Tichys Einblick
Das Desaster von Washington

Verwüstungen im Capitol beseitigt – Verwüstungen an der Demokratie nicht

Nun liegt es am künftigen US-Präsidenten Joe Biden, sein Land und dessen zerrissene Gesellschaft zu befrieden - statt den Kulturkampf auszufechten. Die Aufgabe, Misstrauen zu beseitigen, Spaltung zu überwinden und Hass aufzulösen geht auch Deutschland an.

Das Kapitol am Morgen nach dem Eindringen der Trump-Anhänger

imago images / UPI Photo

Gebäude kann man schneller restaurieren und ihre Inneneinrichtung säubern, als Misstrauen beseitigen, Spaltung überwinden und Hass auflösen. Das wurde am Ende der Präsidentschaft von Donald Trump deutlich. Das ist das Erbe, mit dem Joe Biden als Präsident umgehen muss. Nach dem Triumph seiner Democrats auch in Georgia liegt jetzt die volle Verantwortung bei ihm. Er kann zwei Wege gehen: Den Radikalen in seiner Partei folgen und den Kulturkampf versuchen durchzuziehen; gegen die unterlegenen Trump-Anhänger. Er kann radikale Gruppen wie BLM bestärken und wieder freie Bahn geben. Er kann Spinnereien Vorschub leisten, wie dem seit über 3.000 Jahren hergebrachten Amen ein A-Women anzuhängen, oder Bestrebungen verfolgen, die den Begriff Eltern, Vater oder Mutter abschaffen wollen, wie es im Repräsentantenhaus bereits geschah.

Für die Zukunft wären die USA gut beraten, ihr Wahlsystem so zu überarbeiten, dass Zweifel an der Legalität von Wahlen und damit Legitimität der Präsidenten nicht mehr auftauchen können. Und Joe Biden täte gut daran, bestehende Zweifel durch eine unabhängige Kommission wirklich aufklären zu lassen.

Davon ist leider derzeit wenig sichtbar.
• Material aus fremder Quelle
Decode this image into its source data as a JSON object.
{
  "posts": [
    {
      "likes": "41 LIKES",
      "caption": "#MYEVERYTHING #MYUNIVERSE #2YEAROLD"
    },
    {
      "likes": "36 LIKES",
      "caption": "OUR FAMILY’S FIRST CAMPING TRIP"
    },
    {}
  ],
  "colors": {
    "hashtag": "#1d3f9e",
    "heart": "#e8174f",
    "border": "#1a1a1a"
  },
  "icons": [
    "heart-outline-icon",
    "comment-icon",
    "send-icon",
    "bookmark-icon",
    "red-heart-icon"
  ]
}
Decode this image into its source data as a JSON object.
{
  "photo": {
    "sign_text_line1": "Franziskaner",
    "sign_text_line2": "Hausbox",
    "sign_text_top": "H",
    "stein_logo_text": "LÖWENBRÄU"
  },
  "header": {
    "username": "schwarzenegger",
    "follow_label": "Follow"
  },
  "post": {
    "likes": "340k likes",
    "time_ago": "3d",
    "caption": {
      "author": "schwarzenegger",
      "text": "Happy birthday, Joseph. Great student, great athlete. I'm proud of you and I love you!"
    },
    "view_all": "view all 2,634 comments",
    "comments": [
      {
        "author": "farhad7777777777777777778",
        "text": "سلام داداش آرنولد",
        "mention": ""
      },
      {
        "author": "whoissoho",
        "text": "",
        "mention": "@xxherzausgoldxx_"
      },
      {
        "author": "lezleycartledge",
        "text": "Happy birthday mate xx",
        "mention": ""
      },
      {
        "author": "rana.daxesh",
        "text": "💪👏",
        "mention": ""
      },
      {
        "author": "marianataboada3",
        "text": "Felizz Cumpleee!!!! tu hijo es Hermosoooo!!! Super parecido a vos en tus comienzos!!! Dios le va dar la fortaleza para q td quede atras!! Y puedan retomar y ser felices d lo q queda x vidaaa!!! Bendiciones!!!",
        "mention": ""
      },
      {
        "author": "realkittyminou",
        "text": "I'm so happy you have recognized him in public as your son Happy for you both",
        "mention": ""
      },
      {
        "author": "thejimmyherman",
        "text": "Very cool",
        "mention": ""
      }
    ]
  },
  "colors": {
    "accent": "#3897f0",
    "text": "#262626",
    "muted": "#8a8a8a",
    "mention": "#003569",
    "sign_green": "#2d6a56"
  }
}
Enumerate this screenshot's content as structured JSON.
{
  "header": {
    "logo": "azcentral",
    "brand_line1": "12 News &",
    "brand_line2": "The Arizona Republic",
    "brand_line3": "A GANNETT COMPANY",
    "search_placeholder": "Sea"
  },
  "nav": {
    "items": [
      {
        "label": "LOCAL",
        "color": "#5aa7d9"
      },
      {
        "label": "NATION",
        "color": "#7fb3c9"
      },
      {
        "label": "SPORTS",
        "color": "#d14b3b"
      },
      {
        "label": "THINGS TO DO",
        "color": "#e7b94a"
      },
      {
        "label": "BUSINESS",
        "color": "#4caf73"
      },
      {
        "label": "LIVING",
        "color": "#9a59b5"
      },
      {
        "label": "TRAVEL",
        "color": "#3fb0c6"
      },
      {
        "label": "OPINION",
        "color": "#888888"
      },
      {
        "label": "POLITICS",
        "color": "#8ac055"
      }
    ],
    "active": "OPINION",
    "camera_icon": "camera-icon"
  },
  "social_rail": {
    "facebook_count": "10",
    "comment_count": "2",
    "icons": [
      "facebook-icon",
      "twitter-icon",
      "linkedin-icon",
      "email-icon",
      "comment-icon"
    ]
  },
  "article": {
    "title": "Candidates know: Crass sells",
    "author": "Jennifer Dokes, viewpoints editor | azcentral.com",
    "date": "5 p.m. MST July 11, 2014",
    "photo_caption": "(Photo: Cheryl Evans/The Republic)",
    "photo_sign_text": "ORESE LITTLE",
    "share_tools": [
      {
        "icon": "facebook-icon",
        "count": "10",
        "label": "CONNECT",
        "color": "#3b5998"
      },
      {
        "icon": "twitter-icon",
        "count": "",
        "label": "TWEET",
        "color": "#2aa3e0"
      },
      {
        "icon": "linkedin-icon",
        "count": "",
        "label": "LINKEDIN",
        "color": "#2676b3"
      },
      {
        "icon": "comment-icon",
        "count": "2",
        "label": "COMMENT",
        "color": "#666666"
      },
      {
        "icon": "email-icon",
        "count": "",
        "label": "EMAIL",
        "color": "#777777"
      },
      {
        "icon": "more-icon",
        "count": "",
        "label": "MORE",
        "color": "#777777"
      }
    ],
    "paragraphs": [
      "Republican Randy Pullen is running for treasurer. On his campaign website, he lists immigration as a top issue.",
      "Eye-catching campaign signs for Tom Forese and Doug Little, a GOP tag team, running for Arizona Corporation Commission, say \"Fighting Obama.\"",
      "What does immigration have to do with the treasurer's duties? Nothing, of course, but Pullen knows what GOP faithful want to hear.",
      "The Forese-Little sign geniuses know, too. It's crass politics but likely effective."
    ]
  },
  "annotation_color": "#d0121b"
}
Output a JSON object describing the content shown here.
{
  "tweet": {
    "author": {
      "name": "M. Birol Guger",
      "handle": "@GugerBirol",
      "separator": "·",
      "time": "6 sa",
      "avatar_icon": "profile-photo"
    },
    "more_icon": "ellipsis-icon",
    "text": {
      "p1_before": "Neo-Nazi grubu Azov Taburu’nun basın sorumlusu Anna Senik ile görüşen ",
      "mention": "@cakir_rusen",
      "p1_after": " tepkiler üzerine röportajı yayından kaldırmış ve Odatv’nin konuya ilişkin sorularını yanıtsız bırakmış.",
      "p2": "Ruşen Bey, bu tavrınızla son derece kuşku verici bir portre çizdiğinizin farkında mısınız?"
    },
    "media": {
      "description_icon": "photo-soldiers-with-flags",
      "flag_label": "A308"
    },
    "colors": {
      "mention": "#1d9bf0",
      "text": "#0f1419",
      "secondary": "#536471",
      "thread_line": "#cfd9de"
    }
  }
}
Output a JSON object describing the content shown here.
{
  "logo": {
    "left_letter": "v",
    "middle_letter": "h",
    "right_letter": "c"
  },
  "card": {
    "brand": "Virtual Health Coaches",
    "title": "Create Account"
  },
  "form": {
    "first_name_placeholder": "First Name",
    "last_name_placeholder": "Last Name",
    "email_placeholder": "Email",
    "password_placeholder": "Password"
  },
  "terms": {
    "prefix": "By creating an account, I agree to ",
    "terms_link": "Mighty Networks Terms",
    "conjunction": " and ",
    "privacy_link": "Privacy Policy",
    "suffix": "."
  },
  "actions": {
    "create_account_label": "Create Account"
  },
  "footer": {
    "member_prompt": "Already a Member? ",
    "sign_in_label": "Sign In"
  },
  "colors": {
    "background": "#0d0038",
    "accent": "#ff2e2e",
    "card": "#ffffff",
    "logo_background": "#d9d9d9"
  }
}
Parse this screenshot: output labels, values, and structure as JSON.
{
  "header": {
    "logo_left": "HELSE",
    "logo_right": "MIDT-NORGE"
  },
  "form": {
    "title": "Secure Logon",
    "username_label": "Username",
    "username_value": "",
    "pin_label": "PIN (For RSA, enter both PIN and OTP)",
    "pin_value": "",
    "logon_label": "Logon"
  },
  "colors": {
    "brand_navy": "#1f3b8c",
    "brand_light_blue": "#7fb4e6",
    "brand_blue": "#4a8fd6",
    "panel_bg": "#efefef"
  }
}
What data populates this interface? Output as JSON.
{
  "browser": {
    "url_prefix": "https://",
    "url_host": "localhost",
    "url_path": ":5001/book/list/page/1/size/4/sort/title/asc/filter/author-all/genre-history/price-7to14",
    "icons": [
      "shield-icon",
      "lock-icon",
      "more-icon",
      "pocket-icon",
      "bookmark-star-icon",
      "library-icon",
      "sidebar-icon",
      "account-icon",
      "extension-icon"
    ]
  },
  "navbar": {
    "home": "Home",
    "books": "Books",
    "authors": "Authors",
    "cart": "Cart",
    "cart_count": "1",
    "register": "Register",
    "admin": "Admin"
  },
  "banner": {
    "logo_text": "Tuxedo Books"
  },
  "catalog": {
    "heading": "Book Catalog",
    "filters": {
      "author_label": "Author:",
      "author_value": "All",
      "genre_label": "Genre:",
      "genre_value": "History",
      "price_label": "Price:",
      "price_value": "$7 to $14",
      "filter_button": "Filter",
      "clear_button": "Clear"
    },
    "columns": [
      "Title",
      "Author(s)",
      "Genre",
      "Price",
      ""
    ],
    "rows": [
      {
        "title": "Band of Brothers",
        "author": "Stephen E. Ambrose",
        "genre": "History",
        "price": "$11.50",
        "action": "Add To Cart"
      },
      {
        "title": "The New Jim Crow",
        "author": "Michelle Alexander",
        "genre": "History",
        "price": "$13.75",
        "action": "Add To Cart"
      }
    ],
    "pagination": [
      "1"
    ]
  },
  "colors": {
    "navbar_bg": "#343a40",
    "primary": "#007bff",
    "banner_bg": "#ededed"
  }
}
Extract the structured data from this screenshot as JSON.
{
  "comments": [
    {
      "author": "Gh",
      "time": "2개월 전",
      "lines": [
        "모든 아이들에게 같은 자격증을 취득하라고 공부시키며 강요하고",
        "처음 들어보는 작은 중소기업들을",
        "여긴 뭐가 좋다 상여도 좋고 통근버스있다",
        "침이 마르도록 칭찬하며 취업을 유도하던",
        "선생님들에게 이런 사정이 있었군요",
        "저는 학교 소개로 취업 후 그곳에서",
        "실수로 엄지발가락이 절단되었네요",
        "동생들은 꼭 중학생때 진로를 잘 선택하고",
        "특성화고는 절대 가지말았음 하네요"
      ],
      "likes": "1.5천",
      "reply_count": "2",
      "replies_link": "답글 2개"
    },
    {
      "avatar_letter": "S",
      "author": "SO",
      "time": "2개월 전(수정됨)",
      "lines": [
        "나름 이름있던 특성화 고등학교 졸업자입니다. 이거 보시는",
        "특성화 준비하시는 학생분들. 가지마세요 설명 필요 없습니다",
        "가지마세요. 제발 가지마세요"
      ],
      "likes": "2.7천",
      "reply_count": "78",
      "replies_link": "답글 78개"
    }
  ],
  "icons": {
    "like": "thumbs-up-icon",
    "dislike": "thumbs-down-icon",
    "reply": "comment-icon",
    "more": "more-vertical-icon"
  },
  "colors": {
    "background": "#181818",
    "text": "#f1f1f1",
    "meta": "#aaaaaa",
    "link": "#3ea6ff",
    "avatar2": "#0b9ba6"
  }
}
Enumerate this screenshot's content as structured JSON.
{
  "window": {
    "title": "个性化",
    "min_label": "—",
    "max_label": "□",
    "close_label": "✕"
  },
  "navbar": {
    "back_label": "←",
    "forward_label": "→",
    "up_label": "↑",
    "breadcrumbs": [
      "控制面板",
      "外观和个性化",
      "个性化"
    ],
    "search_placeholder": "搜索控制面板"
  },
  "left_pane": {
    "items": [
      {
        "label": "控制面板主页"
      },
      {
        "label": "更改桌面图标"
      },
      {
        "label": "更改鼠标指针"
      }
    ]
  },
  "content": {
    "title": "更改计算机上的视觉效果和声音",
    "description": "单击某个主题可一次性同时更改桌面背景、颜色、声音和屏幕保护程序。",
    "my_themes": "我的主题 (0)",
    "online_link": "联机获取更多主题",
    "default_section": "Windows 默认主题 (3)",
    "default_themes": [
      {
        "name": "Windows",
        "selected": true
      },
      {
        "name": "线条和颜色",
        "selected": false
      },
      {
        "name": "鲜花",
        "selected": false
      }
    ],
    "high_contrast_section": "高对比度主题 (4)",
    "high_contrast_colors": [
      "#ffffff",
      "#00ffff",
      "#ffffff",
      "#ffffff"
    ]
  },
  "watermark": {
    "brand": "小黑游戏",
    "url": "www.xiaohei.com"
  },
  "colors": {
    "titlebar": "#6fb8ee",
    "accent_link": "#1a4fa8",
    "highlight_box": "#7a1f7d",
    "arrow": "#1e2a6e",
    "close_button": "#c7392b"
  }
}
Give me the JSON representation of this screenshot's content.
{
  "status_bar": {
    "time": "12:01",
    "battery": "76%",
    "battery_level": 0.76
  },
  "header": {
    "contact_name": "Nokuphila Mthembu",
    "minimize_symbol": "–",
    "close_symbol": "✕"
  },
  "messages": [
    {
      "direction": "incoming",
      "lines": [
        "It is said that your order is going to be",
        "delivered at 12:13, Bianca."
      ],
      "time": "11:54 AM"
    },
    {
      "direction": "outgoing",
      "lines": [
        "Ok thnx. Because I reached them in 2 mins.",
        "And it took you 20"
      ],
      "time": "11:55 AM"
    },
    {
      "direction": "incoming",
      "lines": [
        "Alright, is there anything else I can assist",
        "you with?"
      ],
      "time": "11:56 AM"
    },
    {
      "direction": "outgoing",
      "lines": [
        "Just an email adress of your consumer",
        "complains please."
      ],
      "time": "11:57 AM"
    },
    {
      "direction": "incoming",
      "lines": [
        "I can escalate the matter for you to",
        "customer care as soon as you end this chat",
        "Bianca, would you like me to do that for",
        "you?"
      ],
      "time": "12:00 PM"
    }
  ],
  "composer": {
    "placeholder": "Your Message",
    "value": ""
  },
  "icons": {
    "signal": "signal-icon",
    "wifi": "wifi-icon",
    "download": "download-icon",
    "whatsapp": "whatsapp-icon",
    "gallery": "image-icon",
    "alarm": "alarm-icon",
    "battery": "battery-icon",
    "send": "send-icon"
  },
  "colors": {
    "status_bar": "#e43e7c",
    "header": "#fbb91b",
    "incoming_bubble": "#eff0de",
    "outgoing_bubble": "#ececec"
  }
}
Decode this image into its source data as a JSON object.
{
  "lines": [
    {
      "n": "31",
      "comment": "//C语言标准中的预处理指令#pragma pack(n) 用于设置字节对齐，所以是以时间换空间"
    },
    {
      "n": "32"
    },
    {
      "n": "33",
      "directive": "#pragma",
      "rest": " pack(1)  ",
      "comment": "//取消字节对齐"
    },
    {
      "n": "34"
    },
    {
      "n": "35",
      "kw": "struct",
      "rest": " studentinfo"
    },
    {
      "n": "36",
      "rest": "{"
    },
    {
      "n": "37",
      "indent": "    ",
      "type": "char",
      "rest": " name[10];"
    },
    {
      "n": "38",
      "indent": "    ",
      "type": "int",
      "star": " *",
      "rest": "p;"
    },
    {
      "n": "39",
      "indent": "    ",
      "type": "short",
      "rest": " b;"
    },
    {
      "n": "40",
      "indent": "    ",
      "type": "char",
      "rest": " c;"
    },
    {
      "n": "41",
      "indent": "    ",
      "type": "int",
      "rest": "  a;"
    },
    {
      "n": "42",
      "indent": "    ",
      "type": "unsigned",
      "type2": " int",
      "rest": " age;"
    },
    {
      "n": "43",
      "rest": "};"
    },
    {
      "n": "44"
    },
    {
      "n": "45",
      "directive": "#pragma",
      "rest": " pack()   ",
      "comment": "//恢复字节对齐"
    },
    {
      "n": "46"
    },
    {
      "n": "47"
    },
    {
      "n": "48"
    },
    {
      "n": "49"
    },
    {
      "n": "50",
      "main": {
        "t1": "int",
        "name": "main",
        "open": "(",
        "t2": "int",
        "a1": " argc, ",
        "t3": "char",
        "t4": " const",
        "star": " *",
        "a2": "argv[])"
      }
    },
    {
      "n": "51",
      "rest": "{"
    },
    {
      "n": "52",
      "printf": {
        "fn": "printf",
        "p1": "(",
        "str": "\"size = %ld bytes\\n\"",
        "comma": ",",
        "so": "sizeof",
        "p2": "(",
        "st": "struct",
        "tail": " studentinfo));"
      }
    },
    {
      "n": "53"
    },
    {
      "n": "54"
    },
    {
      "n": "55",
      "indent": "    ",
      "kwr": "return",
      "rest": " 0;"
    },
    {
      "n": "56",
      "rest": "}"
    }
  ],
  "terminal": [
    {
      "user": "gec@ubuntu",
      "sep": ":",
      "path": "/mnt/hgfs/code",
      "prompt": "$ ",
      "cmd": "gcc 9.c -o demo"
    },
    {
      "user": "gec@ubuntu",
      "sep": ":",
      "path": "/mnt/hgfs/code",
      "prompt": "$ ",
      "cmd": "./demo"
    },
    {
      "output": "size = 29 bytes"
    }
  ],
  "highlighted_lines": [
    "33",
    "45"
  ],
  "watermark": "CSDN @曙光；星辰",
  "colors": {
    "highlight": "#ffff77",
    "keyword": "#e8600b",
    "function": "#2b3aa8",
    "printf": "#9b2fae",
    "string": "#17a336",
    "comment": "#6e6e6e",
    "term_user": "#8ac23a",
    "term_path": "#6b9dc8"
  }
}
Die ungestillte Wut der Unterlegenen und der Triumph des Wahlsiegers auf den zerfetzten Papieren im Capitol stehend lassen Besinnung nicht erwarten.

Wenn Biden die Brücke nicht baut, sondern den Graben vertieft, ist das kein amerikanisches Problem allein, das uns nichts angeht. Deutschland, wie wir es heute kennen, ist im Spannungsfeld mit Frankreich und auch mit Russland (noch) angelsächsisch geprägt; durch die Nähe zu Großbritannien und zu den USA. Das war unser „Role-Model“ in Sachen Demokratie, Rechtsstaatlichkeit, Wirtschaftsverfassung und Kultur bis hin zur Hitparade.

Eine neue Macht drängt nach vorne: China, und mit ihm ein autoritärer Ansatz in Gesellschaft, Politik und Wirtschaft. Die Krise Amerikas wird damit auch zur Krise der Verankerung und zur Krise der Werte, an die sich Deutschland angelehnt hat: Zunächst West-Deutschland, dann auch das wiedervereinigte Deutschland. Und damit wendet sich der Blick sofort wieder nach Deutschland zurück. Während in den USA das Chaos der letzten Tage beseitigt wird, erwarten uns chaotische Tage mit einer Regierung, deren Dilettantismus in der Corona-Politik offenkundig ist.
Bezeichnend, dass Justizministerin Lambrecht schon eine Antwort auf gesellschaftliche Verwerfungen und Konflikte gefunden zu haben glaubt: Sie will Internetplattformen stärker kontrollieren. Es sieht aus, als tauschten wir das US-Gesellschaftsmodell flugs gegen das chinesische.